A decisão do FDA é esperada até 10 de abril, e o mercado já está nervoso. Orforglipron, da Eli Lilly, é o primeiro GLP-1 oral não peptídico do mundo — isso significa que não precisa de injeção, não precisa de refrigeração especial e pode ser tomado com ou sem comida. Na prática: é um comprimido que compete diretamente com o Wegovy oral da Novo Nordisk.

Os dados do Phase 3 ACHIEVE-3 são o que chamam a atenção: orforglipron mostrou superioridade tanto em perda de peso quanto em controle glicêmico quando comparado ao semaglutida oral (Rybelsus). A Lilly prevê que, se aprovado, o medicamento pode impulsionar sua franquia de tirzepatida a mais de 100 bilhões de dólares em receita.

Se o FDA aprovar em abril, a pílula semanal pode começar a chegar às farmácias ainda em 2026. Para países como o Brasil, onde o acesso a GLP-1 injetáveis ainda é limitado pelo custo, um oral barato seria transformador. Uma reviravolta e tanto no mercado de obesidade.

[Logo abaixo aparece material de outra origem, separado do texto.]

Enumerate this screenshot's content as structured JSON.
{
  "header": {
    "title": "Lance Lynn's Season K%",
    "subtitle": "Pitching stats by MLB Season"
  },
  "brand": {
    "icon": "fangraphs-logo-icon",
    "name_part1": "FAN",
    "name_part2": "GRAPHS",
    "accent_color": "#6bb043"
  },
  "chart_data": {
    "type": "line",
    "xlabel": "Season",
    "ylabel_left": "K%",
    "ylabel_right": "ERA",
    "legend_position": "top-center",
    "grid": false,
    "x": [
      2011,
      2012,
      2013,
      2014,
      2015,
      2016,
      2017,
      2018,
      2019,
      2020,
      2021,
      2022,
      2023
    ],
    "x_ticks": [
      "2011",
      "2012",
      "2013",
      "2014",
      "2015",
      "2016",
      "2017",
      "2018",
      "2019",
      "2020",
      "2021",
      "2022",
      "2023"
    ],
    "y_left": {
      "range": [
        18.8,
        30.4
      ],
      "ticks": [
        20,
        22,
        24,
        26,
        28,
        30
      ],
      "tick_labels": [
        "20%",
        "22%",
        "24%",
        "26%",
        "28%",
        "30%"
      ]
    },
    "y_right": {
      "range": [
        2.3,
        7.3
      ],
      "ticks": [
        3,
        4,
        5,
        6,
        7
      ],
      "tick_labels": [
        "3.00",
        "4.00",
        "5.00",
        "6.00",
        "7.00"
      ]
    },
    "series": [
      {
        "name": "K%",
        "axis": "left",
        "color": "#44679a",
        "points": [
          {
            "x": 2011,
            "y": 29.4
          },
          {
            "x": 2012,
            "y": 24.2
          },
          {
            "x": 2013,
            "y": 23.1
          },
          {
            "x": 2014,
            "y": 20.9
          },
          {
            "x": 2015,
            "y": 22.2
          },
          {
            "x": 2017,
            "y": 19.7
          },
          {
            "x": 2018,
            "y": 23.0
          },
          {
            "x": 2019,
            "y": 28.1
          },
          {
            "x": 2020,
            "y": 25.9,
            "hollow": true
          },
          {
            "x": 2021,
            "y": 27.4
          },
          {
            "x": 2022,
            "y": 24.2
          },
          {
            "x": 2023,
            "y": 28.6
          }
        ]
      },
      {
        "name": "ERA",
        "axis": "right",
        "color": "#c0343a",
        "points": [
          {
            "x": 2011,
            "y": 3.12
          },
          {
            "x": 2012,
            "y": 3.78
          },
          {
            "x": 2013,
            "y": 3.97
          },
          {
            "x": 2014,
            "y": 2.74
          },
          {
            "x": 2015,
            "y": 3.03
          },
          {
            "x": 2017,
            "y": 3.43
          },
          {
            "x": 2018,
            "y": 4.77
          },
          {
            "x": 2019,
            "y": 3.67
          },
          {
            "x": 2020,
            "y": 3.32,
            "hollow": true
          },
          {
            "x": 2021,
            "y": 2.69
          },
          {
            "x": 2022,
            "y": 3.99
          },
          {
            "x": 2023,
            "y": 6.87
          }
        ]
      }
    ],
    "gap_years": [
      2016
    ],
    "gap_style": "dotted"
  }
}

🔗 https://www.biospace.com/fda/6-fda-decisions-to-watch-in-q2-2026

QUICK DROPS

🌎 _Mundo Afora_

FDA: Awiqli (insulina icodec) é aprovado como primeiro basal semanal para Diabetes Tipo 2 — injeção anual de 52 doses. https://www.drugs.com/newdrugs.html

WHO: Dia Mundial da Saúde 2026 mobiliza campanha "Together for health. Stand with science" — One Health Summit em Lyon, 5 a 7 de abril. https://www.who.int/campaigns/world-health-day/2026

FDA: Biossimilar Ponlimsi (denosumab-adet) aprovado para osteoporose, alternativa mais acessível ao Prolia. https://www.drugs.com/newdrugs.html

🇧🇷 _Brasil Adentro_

SBP: Lança manual de diretrizes para saúde do sono em parceria com a ABD — sono como quinto sinal vital na consulta pediátrica. https://www.sbp.com.br

MS: Ministério da Saúde inicia coleta de dados para primeira Pesquisa Nacional de Saúde Mental — estudo inédito para mapear transtornos e acesso a serviços no Brasil. https://www.gov.br/saude/pt-br/assuntos/noticias/2026/marco

CONITEC: Abre consulta pública para incorporação de terapia fotodinâmica no SUS para lesões pré-cancerosas — prazo de contribuições até 15 de abril. https://www.gov.br/conitec/pt-br/assuntos/avaliacao-de-tecnologias-em-saude/recomendacoes-da-conitec

📊 STATS

17 mi: crianças e adolescentes acima do peso no Brasil — 40% da faixa 5-19 anos. Se a tendência atual se mantiver, mais da metade viverá com obesidade em 2040.